Influence of pore water on the heat mining performance of supercritical CO2 injected for geothermal development

Utilization of supercritical CO2 as heat transmission fluid for geothermal development associated with geological storage can achieve the double wins of economic benefits and environmental protection. The advantages of supercritical CO2 in thermodynamics and injectivity have been recognized widely. The main concerns of this technology are focused on the water production process at the beginning of CO2 injection and the long-term complicated CO2-water-rock interactions in the geothermal reservoirs. These factors may significantly constrain the excellent heat mining performance of supercritical CO2, and lower the application potential of the technology. In this paper, the interactions between rocks and fluids in typical geothermal reservoirs and their effects on the heat mining performance of supercritical CO2 are studied based on an established reservoir simulation model. The development of different CO2 seepage zones in the reservoir, and the relevant rock-fluid interactions in these zones are investigated.

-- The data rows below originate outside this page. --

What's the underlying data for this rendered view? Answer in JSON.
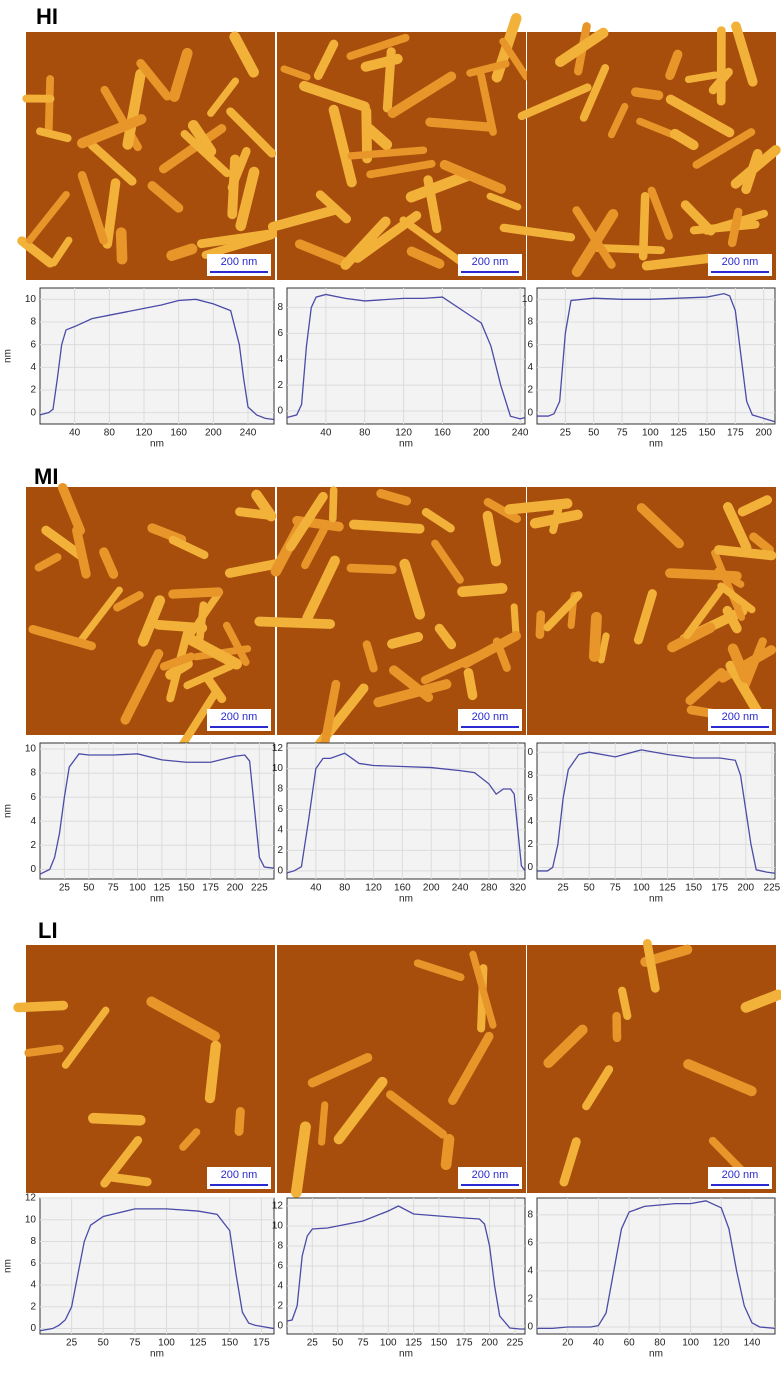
{
  "sections": [
    {
      "label": "HI",
      "scale_bars": [
        "200 nm",
        "200 nm",
        "200 nm"
      ]
    },
    {
      "label": "MI",
      "scale_bars": [
        "200 nm",
        "200 nm",
        "200 nm"
      ]
    },
    {
      "label": "LI",
      "scale_bars": [
        "200 nm",
        "200 nm",
        "200 nm"
      ]
    }
  ],
  "chart_data": [
    {
      "type": "line",
      "x_label": "nm",
      "y_label": "nm",
      "color": "#4b4ba8",
      "grid": true,
      "xlim": [
        0,
        270
      ],
      "ylim": [
        -1,
        11
      ],
      "xticks": [
        40,
        80,
        120,
        160,
        200,
        240
      ],
      "yticks": [
        0,
        2,
        4,
        6,
        8,
        10
      ],
      "x": [
        0,
        10,
        15,
        20,
        25,
        30,
        40,
        60,
        80,
        100,
        120,
        140,
        160,
        180,
        200,
        220,
        230,
        235,
        240,
        250,
        260,
        270
      ],
      "values": [
        -0.2,
        0,
        0.3,
        3,
        6,
        7.3,
        7.6,
        8.3,
        8.6,
        8.9,
        9.2,
        9.5,
        9.9,
        10,
        9.6,
        9,
        6,
        3,
        0.5,
        -0.2,
        -0.5,
        -0.6
      ]
    },
    {
      "type": "line",
      "x_label": "nm",
      "color": "#4b4ba8",
      "grid": true,
      "xlim": [
        0,
        245
      ],
      "ylim": [
        -1,
        9.5
      ],
      "xticks": [
        40,
        80,
        120,
        160,
        200,
        240
      ],
      "yticks": [
        0,
        2,
        4,
        6,
        8
      ],
      "x": [
        0,
        10,
        15,
        20,
        25,
        30,
        40,
        60,
        80,
        100,
        120,
        140,
        160,
        180,
        190,
        200,
        210,
        220,
        230,
        240,
        245
      ],
      "values": [
        -0.5,
        -0.3,
        0.5,
        5,
        8,
        8.8,
        9,
        8.7,
        8.5,
        8.6,
        8.7,
        8.7,
        8.8,
        7.8,
        7.3,
        6.8,
        5,
        2,
        -0.4,
        -0.6,
        -0.5
      ]
    },
    {
      "type": "line",
      "x_label": "nm",
      "color": "#4b4ba8",
      "grid": true,
      "xlim": [
        0,
        210
      ],
      "ylim": [
        -1,
        11
      ],
      "xticks": [
        25,
        50,
        75,
        100,
        125,
        150,
        175,
        200
      ],
      "yticks": [
        0,
        2,
        4,
        6,
        8,
        10
      ],
      "x": [
        0,
        10,
        15,
        20,
        25,
        30,
        50,
        75,
        100,
        125,
        150,
        165,
        170,
        175,
        180,
        185,
        190,
        200,
        210
      ],
      "values": [
        -0.3,
        -0.3,
        -0.1,
        1,
        7,
        9.9,
        10.1,
        10,
        10,
        10.1,
        10.2,
        10.5,
        10.3,
        9,
        5,
        1,
        -0.2,
        -0.5,
        -0.8
      ]
    },
    {
      "type": "line",
      "x_label": "nm",
      "y_label": "nm",
      "color": "#4b4ba8",
      "grid": true,
      "xlim": [
        0,
        240
      ],
      "ylim": [
        -0.8,
        10.5
      ],
      "xticks": [
        25,
        50,
        75,
        100,
        125,
        150,
        175,
        200,
        225
      ],
      "yticks": [
        0,
        2,
        4,
        6,
        8,
        10
      ],
      "x": [
        0,
        10,
        15,
        20,
        25,
        30,
        40,
        50,
        75,
        100,
        125,
        150,
        175,
        200,
        210,
        215,
        220,
        225,
        230,
        240
      ],
      "values": [
        -0.4,
        0,
        1,
        3,
        6,
        8.5,
        9.6,
        9.5,
        9.5,
        9.6,
        9.1,
        8.9,
        8.9,
        9.4,
        9.5,
        9,
        5,
        1,
        0.2,
        0.1
      ]
    },
    {
      "type": "line",
      "x_label": "nm",
      "color": "#4b4ba8",
      "grid": true,
      "xlim": [
        0,
        330
      ],
      "ylim": [
        -0.8,
        12.5
      ],
      "xticks": [
        40,
        80,
        120,
        160,
        200,
        240,
        280,
        320
      ],
      "yticks": [
        0,
        2,
        4,
        6,
        8,
        10,
        12
      ],
      "x": [
        0,
        10,
        20,
        30,
        40,
        50,
        60,
        80,
        100,
        120,
        160,
        200,
        240,
        260,
        280,
        290,
        300,
        310,
        315,
        320,
        325,
        330
      ],
      "values": [
        -0.2,
        0,
        0.4,
        5,
        10,
        11,
        11,
        11.5,
        10.5,
        10.3,
        10.2,
        10.1,
        9.8,
        9.6,
        8.5,
        7.5,
        8,
        8,
        7.5,
        4,
        0.5,
        0
      ]
    },
    {
      "type": "line",
      "x_label": "nm",
      "color": "#4b4ba8",
      "grid": true,
      "xlim": [
        0,
        228
      ],
      "ylim": [
        -1,
        10.8
      ],
      "xticks": [
        25,
        50,
        75,
        100,
        125,
        150,
        175,
        200,
        225
      ],
      "yticks": [
        0,
        2,
        4,
        6,
        8,
        {
          "value": 10,
          "label": "0"
        }
      ],
      "x": [
        0,
        10,
        15,
        20,
        25,
        30,
        40,
        50,
        75,
        100,
        125,
        150,
        175,
        190,
        195,
        200,
        205,
        210,
        220,
        228
      ],
      "values": [
        -0.3,
        -0.3,
        0,
        2,
        6,
        8.5,
        9.8,
        10,
        9.6,
        10.2,
        9.8,
        9.5,
        9.5,
        9.3,
        8,
        5,
        2,
        -0.2,
        -0.4,
        -0.5
      ]
    },
    {
      "type": "line",
      "x_label": "nm",
      "y_label": "nm",
      "color": "#4b4ba8",
      "grid": true,
      "xlim": [
        0,
        185
      ],
      "ylim": [
        -0.5,
        12
      ],
      "xticks": [
        25,
        50,
        75,
        100,
        125,
        150,
        175
      ],
      "yticks": [
        0,
        2,
        4,
        6,
        8,
        10,
        12
      ],
      "x": [
        0,
        10,
        15,
        20,
        25,
        30,
        35,
        40,
        50,
        75,
        100,
        125,
        140,
        150,
        155,
        160,
        165,
        170,
        175,
        185
      ],
      "values": [
        -0.2,
        0,
        0.3,
        0.8,
        2,
        5,
        8,
        9.5,
        10.3,
        11,
        11,
        10.8,
        10.5,
        9,
        5,
        1.5,
        0.5,
        0.3,
        0.2,
        0
      ]
    },
    {
      "type": "line",
      "x_label": "nm",
      "color": "#4b4ba8",
      "grid": true,
      "xlim": [
        0,
        235
      ],
      "ylim": [
        -0.8,
        12.8
      ],
      "xticks": [
        25,
        50,
        75,
        100,
        125,
        150,
        175,
        200,
        225
      ],
      "yticks": [
        0,
        2,
        4,
        6,
        8,
        10,
        12
      ],
      "x": [
        0,
        5,
        10,
        15,
        20,
        25,
        40,
        50,
        75,
        100,
        110,
        125,
        150,
        175,
        190,
        195,
        200,
        205,
        210,
        220,
        230,
        235
      ],
      "values": [
        0.5,
        0.6,
        2,
        7,
        9,
        9.7,
        9.8,
        10,
        10.5,
        11.5,
        12,
        11.2,
        11,
        10.8,
        10.7,
        10.2,
        8,
        4,
        1,
        -0.2,
        -0.3,
        -0.3
      ]
    },
    {
      "type": "line",
      "x_label": "nm",
      "color": "#4b4ba8",
      "grid": true,
      "xlim": [
        0,
        155
      ],
      "ylim": [
        -0.5,
        9.2
      ],
      "xticks": [
        20,
        40,
        60,
        80,
        100,
        120,
        140
      ],
      "yticks": [
        0,
        2,
        4,
        6,
        8
      ],
      "x": [
        0,
        10,
        20,
        30,
        35,
        40,
        45,
        50,
        55,
        60,
        70,
        80,
        90,
        100,
        110,
        120,
        125,
        130,
        135,
        140,
        145,
        155
      ],
      "values": [
        -0.1,
        -0.1,
        0,
        0,
        0,
        0.1,
        1,
        4,
        7,
        8.2,
        8.6,
        8.7,
        8.8,
        8.8,
        9,
        8.5,
        7,
        4,
        1.5,
        0.3,
        0,
        -0.1
      ]
    }
  ]
}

The negative influence of water production and the change of reservoir properties induced by rock-fluid interactions on the CO2 heat mining performance are also assessed. The simulation results indicate that both of the salt precipitation induced by pore water vaporization, and the geochemical reactions between CO2 and rocks in the geothermal reservoir can damage the reservoir properties, especially serious salting out may occur around the production well and reduce the heat mining rate of CO2 significantly. Overall, the existing pore water can reduce more than 27% of the cumulative mined heat as well as nearly 45% of the heat mining rate after 40 years. Some measures, such as selecting reservoirs without water, and injecting fresh water, can be applied to mitigate the damage of pore water to CO2 heat mining performance.